As I arrived at The Lexington in Pentonville Road at around 8.15 and quickly bought my ticket, fearing the show had already started i rushed to the concert room upstairs only to find a few people listening to young Natalie Evans, a ginger haired teenage folk minstrel, playing such soft and sweet songs that the audience had to whisper when ordering a drink at the bar. I then found out that the Smoke Fairies were not to play before 9.30 and there was another opening act, Matthew Robins.
Matthew Robins sings fairy tales of made up characters such as Fly-Boy, Moth-Boy, Wolves and Butchers, plays a piano/organ in a school blazer, wears no shoes and his friend shows illustrations on an overhead projector for the show.
Extravagant? Maybe if you really, really, really dug up your inner child.
Finally after the fairy tales, come the Smoke Fairies, impeccably dressed as Southern Belles.
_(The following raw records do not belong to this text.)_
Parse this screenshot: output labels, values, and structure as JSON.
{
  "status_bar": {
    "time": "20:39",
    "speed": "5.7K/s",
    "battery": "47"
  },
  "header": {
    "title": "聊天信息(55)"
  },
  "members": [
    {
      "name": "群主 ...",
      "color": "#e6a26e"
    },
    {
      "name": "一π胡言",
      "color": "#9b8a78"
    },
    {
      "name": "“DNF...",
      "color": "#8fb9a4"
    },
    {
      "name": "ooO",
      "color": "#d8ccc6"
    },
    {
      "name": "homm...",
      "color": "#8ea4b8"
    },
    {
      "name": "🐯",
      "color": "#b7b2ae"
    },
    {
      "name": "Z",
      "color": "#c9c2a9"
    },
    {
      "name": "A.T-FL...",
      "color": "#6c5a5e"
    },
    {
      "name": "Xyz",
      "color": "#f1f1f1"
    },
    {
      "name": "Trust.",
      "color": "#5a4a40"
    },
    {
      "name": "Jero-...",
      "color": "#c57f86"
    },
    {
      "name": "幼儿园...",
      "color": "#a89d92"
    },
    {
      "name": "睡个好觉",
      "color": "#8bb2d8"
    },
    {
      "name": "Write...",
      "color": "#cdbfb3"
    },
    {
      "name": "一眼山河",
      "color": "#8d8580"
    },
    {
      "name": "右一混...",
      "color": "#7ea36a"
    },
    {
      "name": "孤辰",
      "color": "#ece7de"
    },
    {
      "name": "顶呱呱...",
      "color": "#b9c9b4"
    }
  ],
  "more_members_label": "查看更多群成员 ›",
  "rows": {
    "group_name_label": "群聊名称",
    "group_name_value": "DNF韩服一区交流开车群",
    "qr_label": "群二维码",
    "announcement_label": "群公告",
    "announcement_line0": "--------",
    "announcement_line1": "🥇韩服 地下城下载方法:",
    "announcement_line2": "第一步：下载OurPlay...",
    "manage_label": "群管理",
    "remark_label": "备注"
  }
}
After a brief introduction they started the show with single Frozen Heart, followed by their most famous song to date, Gas Town, which received the warmest response from the audience, with punters all around saying that this is the song they came to hear; and some were even hoping for Jack White to show up to play the drums for them but needless to say he didn’t.
The Faries were accompanied by three more band members: a bass player, a drummer and a viola player, adding texture to their sound.
Gas Town at the Lexington
After a few new songs which will be included in a forthcoming album, to “be recorded on an island which can only be reached by boat”, the Smoke Fairies kept playing their wonderful vintage guitars, mixing new and older songs from their repertoire.
During the entirety of the show the Smoke Fairies kept relaxed and their onstage banter was quiet and friendly, the girls are very humble and sweet in the way they talk to the audience, explaining they only have cheese and whiskey in their rider, and making fun of their band T-Shirts.
They then went on to play the wonderfully sweet Morning Light with a light and melodic repetitive riff that keeps going through the song.
Morning Light at The Lexington
River Song, B-side to Gas Town also had Jack White playing drums in the recorded version and was well played tonight, although it missed the fiendish guitar solo at the song’s coda that Mr White plays on the record.
After a brief pause the Fairies came back onstage for their encore, playing the wonderful Fences, mixing one finger-picking guitar with a bottle-neck riff that keeps the song going.
The concert ended with an unanimous cheer from an enthusiastic crowd, which know they have just witnessed something special, as the Smoke Fairies can take you to a clear night on a Western praire with buffalo roaming and coyotes howling with their hauntingly sweet songs.